Since the turn of the century, Camillus Cutlery saw its revenue decline due to stiff overseas competition and allegedly poor management practices. As a result, employees implemented a four-day workweek after the normal factory shutdown at Christmas 2005. A few months later, Camillus’ management proposed large wage and benefit cuts. Workers didn't agree and the company was subject to a months long strike. In response, management locked the workers out for several months. In November 2006, the striking employees ultimately accepted the original contract offer but the company only retained 15 of the 78 union members and laid off the rest.

The lock out ultimately took its toll on Camillus as customers dried up and the company subsequently filed for bankruptcy and closed on February 28, 2007. On September 18, 2007, the product brand names and intellectual property of the company were acquired by Acme United Corporation in a bankruptcy auction for $200,000.

After the bankruptcy, the original Camillus factory remained empty until it was partly destroyed by fire on February 11, 2013. The former Camillus Cutlery headquarters have since been turned into apartments and retail space.

==Camillus as Acme United brand==
In May 2009, Acme United re-launched Camillus at the 2009 National Hardware Show in Las Vegas.
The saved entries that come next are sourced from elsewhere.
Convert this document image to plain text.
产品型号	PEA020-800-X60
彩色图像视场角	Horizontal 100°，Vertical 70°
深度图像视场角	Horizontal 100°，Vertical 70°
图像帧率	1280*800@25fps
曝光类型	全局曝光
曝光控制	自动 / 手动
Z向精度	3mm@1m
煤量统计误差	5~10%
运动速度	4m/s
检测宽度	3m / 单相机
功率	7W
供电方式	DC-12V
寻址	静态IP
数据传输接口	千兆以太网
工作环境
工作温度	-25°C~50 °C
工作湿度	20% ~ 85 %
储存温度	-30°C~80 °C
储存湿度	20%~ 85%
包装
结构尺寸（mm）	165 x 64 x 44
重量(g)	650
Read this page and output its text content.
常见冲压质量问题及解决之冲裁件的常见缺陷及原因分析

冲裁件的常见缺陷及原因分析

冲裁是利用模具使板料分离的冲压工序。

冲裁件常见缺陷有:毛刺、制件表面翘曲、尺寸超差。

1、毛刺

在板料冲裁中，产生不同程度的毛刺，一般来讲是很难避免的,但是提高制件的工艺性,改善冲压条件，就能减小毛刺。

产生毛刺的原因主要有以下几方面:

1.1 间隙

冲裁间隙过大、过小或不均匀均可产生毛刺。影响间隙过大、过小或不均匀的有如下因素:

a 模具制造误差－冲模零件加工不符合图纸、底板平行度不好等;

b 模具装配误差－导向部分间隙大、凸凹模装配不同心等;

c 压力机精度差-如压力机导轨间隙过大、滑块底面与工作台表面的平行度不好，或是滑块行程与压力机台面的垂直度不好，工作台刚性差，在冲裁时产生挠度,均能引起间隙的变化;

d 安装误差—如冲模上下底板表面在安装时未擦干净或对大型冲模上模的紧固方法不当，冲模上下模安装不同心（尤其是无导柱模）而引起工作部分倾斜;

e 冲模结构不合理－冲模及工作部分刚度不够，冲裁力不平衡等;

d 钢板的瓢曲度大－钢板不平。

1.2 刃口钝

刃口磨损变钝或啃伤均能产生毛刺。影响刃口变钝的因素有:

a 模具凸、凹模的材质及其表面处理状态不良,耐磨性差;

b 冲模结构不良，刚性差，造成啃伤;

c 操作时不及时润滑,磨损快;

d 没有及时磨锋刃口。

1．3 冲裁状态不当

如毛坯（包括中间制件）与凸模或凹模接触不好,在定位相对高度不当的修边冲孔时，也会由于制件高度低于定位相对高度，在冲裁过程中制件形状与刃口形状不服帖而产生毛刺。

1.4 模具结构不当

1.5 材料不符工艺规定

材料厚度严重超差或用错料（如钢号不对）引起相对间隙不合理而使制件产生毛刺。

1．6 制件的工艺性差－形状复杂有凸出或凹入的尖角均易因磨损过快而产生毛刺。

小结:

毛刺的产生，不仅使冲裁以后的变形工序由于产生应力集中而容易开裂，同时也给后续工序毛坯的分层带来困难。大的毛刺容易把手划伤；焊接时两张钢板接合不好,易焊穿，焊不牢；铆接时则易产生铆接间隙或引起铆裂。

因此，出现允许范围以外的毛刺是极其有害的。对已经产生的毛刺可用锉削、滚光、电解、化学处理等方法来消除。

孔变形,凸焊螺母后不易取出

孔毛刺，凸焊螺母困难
The traditional Camillus knives were almost entirely replaced by new modern knives with durable handles and titanium carbonitride bonded blades.

In December 2011, Acme United signed an agreement with Les Stroud to build and sell Camillus survival knives and tools, co-designed and promoted by the outdoor adventurer, known from the TV series Survivorman. Next to Les Stroud, Camillus joined forces with several other so-called Pro Staffers. The Pro Staff team consists of former Green Berets, expert hunters, Special Forces, adventurers, firemen and survival experts. Amongst them is Grady Powell, a former U.S. Army Green Beret who is now the host of Discovery Channel’s Dual Survival. Also part of the Pro Staff is Jared Ogden, a former Navy SEAL who was the star of the National Geographic Television program Ultimate Survival Alaska.

In 2013, Camillus re-launched its knives in Europe. Today, Camillus is being distributed in twelve European countries, as well as in Australia, South Africa and the Philippines.

Since the relaunch, the brand annually introduces new knives. In 2017, for example, Camillus brought a new collection of hunting knives to the market, as well as a new tactical knife family, which was created in collaboration with Camillus Pro Staff members, Jared Ogden and Grady Powell.

In November 2023, Acme United sold the Camillus brand and product line to GSM Holdings Inc, which, under its GSM Outdoors umbrella, comprises over 40 hunting, shooting sports, rugged outdoors and fishing labels.